We all know George Washington and his ilk made beer and cider and mead up and down the eastern seaboard back in the day. Books have been written on the subject of brewing in the colonies. But it’s a hundred of years since New York’s hop fields were taken out by downy mildew and the Midwest became the bread basket for the rest of the country. Finding a local source for brewing supplies is hard.Â
That’s what makes places like Milkhouse Brewery in Maryland so interesting. They try there damnedest to make beer locally. That means with hops grown on their own farm and grain malted just down the road.
The beer is conservative, leaning toward more approachable, more sessionable styles. Take Local Lager, it’s 3.9% and even your grandpa would recognize it as beer. It tastes like macro beer, malty and sort of corny. But there’s a subtle fruitiness that cuts through, white grapes and nectarines. It’s easy to drink, but has a certain depth you wouldn’t find in a Yuengling.
The most adventurous beer on offer at the Maryland Sheep and Wool Festival was probably the golden Biere de Garde. It smells of strawberries and has a hint sort of tart finish. It’s not sour, but it has a sharp something on the backend that cuts through a the agave nectar sweetness. Even a little flat from the crowler, it tasted great.
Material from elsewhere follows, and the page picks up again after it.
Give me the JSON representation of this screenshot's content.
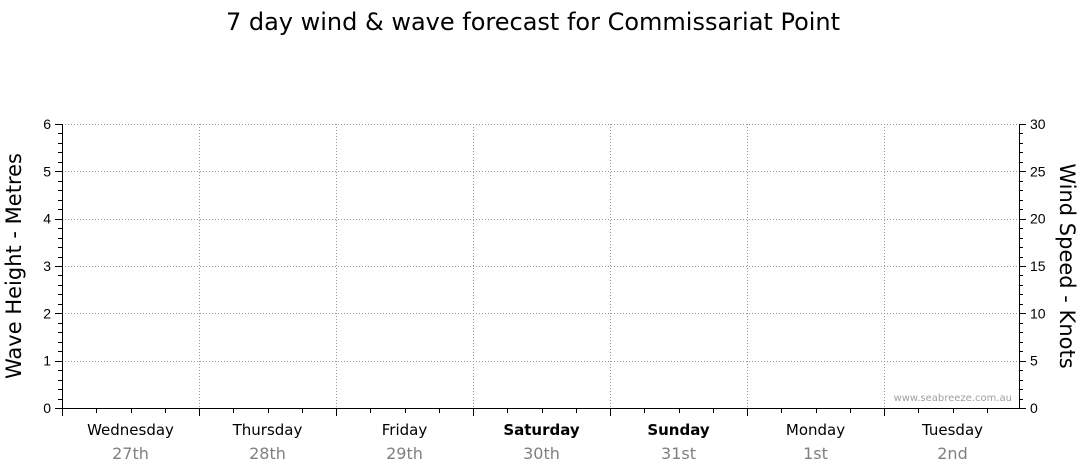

But the beer I think really captures the rustic spirit of Milkhouse is Goldie’s Best Bitter. It’s a 4.2% ale brewed with honey and Maryland grown Cascade hops. where you might expect a lot of grapefruit and pine, you get a rush of grassy freshness. It tastes dirty, earthy, fecund. It tastes of spring, damp soil, new growth. If they had used Yakima Valley Cascades, I doubt it would have the same flavor. It would probably taste like a lot of the old American Pale Ales you’re used to. But because Milkhouse grows their own hops and keeps their own bees, a simple pale ale can express flavors wholly unique.
That’s what I want when I visit a new brewery. That’s what I want when I open a beer. I want to taste something that could only be made in that place with those ingredients.